Мистер Гамб должен поскорее закончить кожаный жакет. Так хотелось бы сделать это именно сегодня, именно сегодня заняться настоящим делом. Но для этого нужна кожа.

А добыть ее сейчас невозможно, потому что очень устали глаза. Он хотел, чтоб руки были абсолютно спокойны. Кроме того, его сильно раздражал крик.

— До завтра, моя крошка, — проговорил он, обращаясь к маленькой собачке. — За-а-автра мы займемся этим в первую очередь. Твоя мамочка должна быть всегда красива!

Глава тридцать пятая

Старлинг крепко проспала часов пять. Среди ночи вдруг пробудилась от страшного сна, схватила зубами угол простыни, зажала ладонями уши, стараясь понять, проснулась она или еще спит, и жуткое видение исчезло. Тишина и никакого блеяния ягнят. Убедившись, что это был сон, Кларис успокоилась, но ее ноги под одеялом все еще продолжали дрожать. Она знала, что сейчас заработает мозг.

Но когда не страх, а дикая слепая ярость неожиданно пронзила, ее душу, девушка почувствовала облегчение.

— Фу, какая глупость, — проговорила она и вытащила из-под одеяла одну ногу.

В течение этого кошмарного дня, когда ей нагрубил Чилтон, оскорбила сенатор Мартин, наговорил упреков Крендлер, посмеялся доктор Лектер и довел до умопомешательства своим дьявольским побегом, наконец, отстранил от дела Джек Крофорд, одно обстоятельство оказалось для нее самым страшным: ее посчитали воровкой.

Конечно, сенатор Мартин была прежде всего матерью, которая, находясь в состоянии крайнего возбуждения, не могла смотреть спокойно, как полицейские копались в вещах ее дочери.

Без сомнения, на самом деле она не считала Кларис преступницей.
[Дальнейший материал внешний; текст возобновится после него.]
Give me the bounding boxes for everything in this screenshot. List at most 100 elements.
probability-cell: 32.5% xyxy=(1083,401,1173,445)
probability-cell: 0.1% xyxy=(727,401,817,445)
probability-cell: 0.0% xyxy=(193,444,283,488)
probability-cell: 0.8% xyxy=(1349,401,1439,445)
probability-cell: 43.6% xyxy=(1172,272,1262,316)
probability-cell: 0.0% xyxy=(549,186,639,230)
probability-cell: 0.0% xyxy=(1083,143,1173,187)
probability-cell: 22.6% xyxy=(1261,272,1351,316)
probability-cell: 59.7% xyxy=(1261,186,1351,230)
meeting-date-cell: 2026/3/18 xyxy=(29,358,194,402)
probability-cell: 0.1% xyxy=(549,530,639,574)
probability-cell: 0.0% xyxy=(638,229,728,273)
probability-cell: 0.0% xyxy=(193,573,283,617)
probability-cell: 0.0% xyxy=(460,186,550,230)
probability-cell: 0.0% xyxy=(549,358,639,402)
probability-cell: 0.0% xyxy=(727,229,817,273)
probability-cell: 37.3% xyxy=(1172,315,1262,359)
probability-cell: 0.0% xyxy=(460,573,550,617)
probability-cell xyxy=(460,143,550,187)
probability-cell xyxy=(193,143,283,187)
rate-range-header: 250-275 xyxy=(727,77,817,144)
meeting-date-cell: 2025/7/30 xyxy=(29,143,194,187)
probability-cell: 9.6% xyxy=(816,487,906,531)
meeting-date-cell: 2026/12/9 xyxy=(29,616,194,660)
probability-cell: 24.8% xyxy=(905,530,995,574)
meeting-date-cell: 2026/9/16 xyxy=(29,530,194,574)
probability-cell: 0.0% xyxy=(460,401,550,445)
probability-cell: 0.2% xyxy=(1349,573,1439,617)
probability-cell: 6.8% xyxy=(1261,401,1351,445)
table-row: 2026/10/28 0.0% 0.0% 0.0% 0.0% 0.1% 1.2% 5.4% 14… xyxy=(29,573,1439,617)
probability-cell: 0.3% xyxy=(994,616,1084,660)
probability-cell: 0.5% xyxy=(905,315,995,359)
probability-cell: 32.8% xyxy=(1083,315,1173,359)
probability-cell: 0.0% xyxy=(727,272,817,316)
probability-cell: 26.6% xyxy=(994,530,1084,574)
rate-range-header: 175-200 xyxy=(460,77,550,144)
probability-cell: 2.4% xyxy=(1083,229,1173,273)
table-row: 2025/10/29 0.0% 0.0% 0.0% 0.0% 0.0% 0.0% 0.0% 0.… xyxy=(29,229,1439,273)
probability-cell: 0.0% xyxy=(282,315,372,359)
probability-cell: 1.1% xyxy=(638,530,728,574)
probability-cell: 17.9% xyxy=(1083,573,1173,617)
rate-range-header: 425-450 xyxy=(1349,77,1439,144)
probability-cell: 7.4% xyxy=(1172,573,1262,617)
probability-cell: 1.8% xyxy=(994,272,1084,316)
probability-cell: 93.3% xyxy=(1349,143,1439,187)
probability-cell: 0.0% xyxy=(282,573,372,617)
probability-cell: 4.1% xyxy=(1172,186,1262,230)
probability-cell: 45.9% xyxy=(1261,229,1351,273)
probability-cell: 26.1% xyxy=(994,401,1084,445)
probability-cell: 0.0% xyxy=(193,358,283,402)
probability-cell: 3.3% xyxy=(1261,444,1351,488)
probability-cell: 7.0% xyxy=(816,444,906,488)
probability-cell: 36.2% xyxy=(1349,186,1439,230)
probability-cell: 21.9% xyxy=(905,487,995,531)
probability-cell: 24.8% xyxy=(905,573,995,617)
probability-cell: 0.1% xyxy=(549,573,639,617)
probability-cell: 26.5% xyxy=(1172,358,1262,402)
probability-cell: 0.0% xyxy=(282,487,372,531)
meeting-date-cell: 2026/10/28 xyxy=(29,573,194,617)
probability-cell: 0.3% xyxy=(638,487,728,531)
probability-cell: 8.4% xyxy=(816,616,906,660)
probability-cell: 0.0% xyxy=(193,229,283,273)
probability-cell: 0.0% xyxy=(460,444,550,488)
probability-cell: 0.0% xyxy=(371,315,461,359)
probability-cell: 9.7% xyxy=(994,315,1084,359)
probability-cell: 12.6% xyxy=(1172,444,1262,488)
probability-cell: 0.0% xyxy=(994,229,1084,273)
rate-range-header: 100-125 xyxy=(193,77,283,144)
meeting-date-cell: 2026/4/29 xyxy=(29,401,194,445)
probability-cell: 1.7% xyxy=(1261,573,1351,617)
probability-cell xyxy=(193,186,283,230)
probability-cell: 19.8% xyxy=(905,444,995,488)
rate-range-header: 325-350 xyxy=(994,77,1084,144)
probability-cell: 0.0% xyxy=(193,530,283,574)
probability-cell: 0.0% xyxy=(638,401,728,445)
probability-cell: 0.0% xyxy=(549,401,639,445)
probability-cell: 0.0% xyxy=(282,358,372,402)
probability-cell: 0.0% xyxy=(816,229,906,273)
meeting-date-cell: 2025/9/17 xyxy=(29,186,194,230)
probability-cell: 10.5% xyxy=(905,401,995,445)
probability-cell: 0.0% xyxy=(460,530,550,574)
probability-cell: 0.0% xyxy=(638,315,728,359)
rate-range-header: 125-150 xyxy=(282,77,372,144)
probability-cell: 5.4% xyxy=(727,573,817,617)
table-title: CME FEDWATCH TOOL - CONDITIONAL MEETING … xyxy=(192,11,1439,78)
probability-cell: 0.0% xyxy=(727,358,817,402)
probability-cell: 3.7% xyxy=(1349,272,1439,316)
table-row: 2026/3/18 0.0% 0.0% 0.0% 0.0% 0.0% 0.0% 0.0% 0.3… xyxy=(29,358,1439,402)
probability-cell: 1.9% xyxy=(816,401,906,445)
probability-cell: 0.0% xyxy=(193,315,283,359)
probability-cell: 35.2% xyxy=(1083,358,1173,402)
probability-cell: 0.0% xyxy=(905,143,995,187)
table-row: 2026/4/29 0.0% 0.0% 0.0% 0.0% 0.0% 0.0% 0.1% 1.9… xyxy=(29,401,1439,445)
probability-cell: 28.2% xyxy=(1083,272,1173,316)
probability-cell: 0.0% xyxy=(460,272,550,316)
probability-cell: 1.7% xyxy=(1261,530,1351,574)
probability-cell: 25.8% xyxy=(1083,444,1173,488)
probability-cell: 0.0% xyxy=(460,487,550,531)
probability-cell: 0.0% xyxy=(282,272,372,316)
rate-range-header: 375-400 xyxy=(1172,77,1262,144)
Но тем не менее вырвавшееся из ее уст слово пронзило девушку раскаленной иглой.

Лежа в темноте, она размышляла над тем, почему ее так потрясло отношение сенатора. Старлинг знала, что злобствующий доктор мог охарактеризовать ее как нахальную нечистоплотную дешевую искательницу приключений, и, конечно, ей это причиняло боль.

А КЭТРИН СЕЙЧАС МУЧИТЕЛЬНО ДОЖИДАЕТСЯ СВОЕГО ЧАСА В ЭТОМ ОКУТЫВАЮЩЕМ ВСЕХ МРАКЕ.